China’s economy was the first to be hit by the Covid-19 pandemic in early 2020, and Bank of China took a leading role in mobilising the capital markets in response.
On February 11, shortly after the Lunar New Year break, BOC was one of the joint global coordinators on the first Covid-19 themed bond from a Chinese issuer in the offshore market, helping policy bank Agricultural Development Bank of China raise Rmb1.5bn (US$230m) from a tap of an existing Dim Sum bond.
As an issuer, BOC in February pioneered the sale of Covid-19 social bonds in Hong Kong dollars and Macau patacas to fund loans to help small companies in Macau mitigate the impact of the outbreak.
In the onshore market, BOC was the lead underwriter and bookrunner on the Asian Infrastructure Investment Bank’s Rmb3bn debut Panda bond in June and joint underwriter on New Development Bank’s two Panda issues in April and July. Proceeds contributed to the two multilateral development banks’ sustainable development activities, including Covid-related programmes.

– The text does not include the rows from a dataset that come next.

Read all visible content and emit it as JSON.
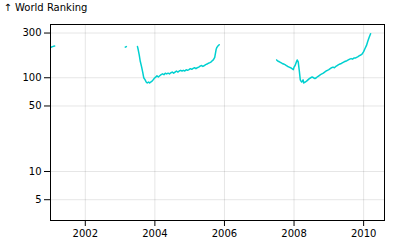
{
  "chart_data": {
    "type": "line",
    "ylabel": "World Ranking",
    "color": "#00d0d0",
    "log": "y",
    "grid": true,
    "xlim": [
      2001.0,
      2010.6
    ],
    "xticks": [
      2002,
      2004,
      2006,
      2008,
      2010
    ],
    "ylim": [
      3,
      370
    ],
    "yticks": [
      5,
      10,
      50,
      100,
      300
    ],
    "x": [
      2001.0,
      2001.03,
      2001.06,
      2001.09,
      2001.12,
      null,
      2003.15,
      2003.18,
      null,
      2003.5,
      2003.52,
      2003.55,
      2003.58,
      2003.62,
      2003.65,
      2003.68,
      2003.72,
      2003.75,
      2003.78,
      2003.82,
      2003.85,
      2003.88,
      2003.92,
      2003.95,
      2003.98,
      2004.0,
      2004.03,
      2004.06,
      2004.1,
      2004.14,
      2004.18,
      2004.22,
      2004.26,
      2004.3,
      2004.34,
      2004.38,
      2004.42,
      2004.46,
      2004.5,
      2004.54,
      2004.58,
      2004.62,
      2004.66,
      2004.7,
      2004.74,
      2004.78,
      2004.82,
      2004.86,
      2004.9,
      2004.94,
      2004.98,
      2005.02,
      2005.06,
      2005.1,
      2005.14,
      2005.18,
      2005.22,
      2005.26,
      2005.3,
      2005.34,
      2005.38,
      2005.42,
      2005.46,
      2005.5,
      2005.54,
      2005.58,
      2005.62,
      2005.65,
      2005.68,
      2005.72,
      2005.76,
      2005.78,
      2005.8,
      2005.82,
      2005.85,
      null,
      2007.5,
      2007.54,
      2007.58,
      2007.62,
      2007.66,
      2007.7,
      2007.74,
      2007.78,
      2007.82,
      2007.86,
      2007.9,
      2007.94,
      2007.98,
      2008.0,
      2008.03,
      2008.06,
      2008.09,
      2008.12,
      2008.15,
      2008.18,
      2008.2,
      2008.22,
      2008.24,
      2008.26,
      2008.28,
      2008.32,
      2008.36,
      2008.4,
      2008.44,
      2008.48,
      2008.52,
      2008.56,
      2008.6,
      2008.64,
      2008.68,
      2008.72,
      2008.76,
      2008.8,
      2008.84,
      2008.88,
      2008.92,
      2008.96,
      2009.0,
      2009.04,
      2009.08,
      2009.12,
      2009.16,
      2009.2,
      2009.24,
      2009.28,
      2009.32,
      2009.36,
      2009.4,
      2009.44,
      2009.48,
      2009.52,
      2009.56,
      2009.6,
      2009.64,
      2009.68,
      2009.72,
      2009.76,
      2009.8,
      2009.84,
      2009.88,
      2009.92,
      2009.96,
      2010.0,
      2010.04,
      2010.08,
      2010.12,
      2010.16,
      2010.2
    ],
    "values": [
      210,
      213,
      215,
      217,
      218,
      null,
      212,
      215,
      null,
      215,
      200,
      175,
      150,
      130,
      115,
      100,
      95,
      90,
      88,
      90,
      88,
      90,
      92,
      95,
      98,
      100,
      102,
      105,
      102,
      105,
      108,
      110,
      108,
      112,
      110,
      112,
      110,
      113,
      115,
      112,
      115,
      118,
      115,
      118,
      120,
      118,
      120,
      118,
      122,
      120,
      122,
      125,
      123,
      126,
      128,
      125,
      128,
      130,
      133,
      135,
      132,
      135,
      138,
      140,
      143,
      145,
      148,
      152,
      155,
      165,
      200,
      210,
      215,
      220,
      225,
      null,
      155,
      150,
      148,
      145,
      142,
      140,
      138,
      135,
      132,
      130,
      128,
      125,
      122,
      130,
      135,
      145,
      155,
      148,
      120,
      95,
      92,
      90,
      92,
      95,
      88,
      90,
      92,
      95,
      98,
      100,
      102,
      100,
      98,
      100,
      103,
      105,
      108,
      110,
      112,
      115,
      118,
      120,
      122,
      125,
      128,
      130,
      128,
      132,
      135,
      138,
      140,
      142,
      145,
      148,
      150,
      152,
      155,
      158,
      160,
      158,
      162,
      162,
      165,
      168,
      172,
      175,
      180,
      190,
      205,
      220,
      245,
      270,
      295
    ]
  }
}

The A1/A/A rated lender continued the ESG theme when it brought the world’s first blue bonds from a commercial bank with a US$942m-equivalent dual-currency deal in September to support ocean conservation, split between two tranches from its Paris and Macau branches.
BOC maintained a healthy lead over its rivals as China’s most international and diversified bank. It was the top Chinese underwriter of international bonds, handling US$11.3bn of Chinese G3 currency bonds during the awards period for a 6.1% market share, according to Refinitiv data. It handled 146 G3 issues for Chinese clients and was equally comfortable leading deals for issuers from other countries, making it one of the busiest banks in the Asian market overall.
Leveraging its wide range of relationships in China and its global network, BOC arranged offshore bonds for the central government, Chinese local government financing vehicles, central state-owned enterprises, financial institutions and property developers.
BOC played a key role in the two landmark sovereign deals of the year. China in October priced a US$6bn 144A/Reg S benchmark, the first time it has targeted US investors since 2004, before returning a month later with a €4bn offering that included the country’s first bond to price at a negative yield.
It also helped bring state oil majors Sinopec and CNPC back to the US dollar market after oil prices stabilised in the summer, the latter for the first time since 2014, and helped ChemChina raise US$3bn in two currencies in September even after the US had added it to a controversial list that hinted at future restrictions.
BOC also helped bring a number of private sector clients to the offshore market for the first time, including Xiaomi, Meituan, Tencent Music Entertainment, and battery maker Contemporary Amperex Technology.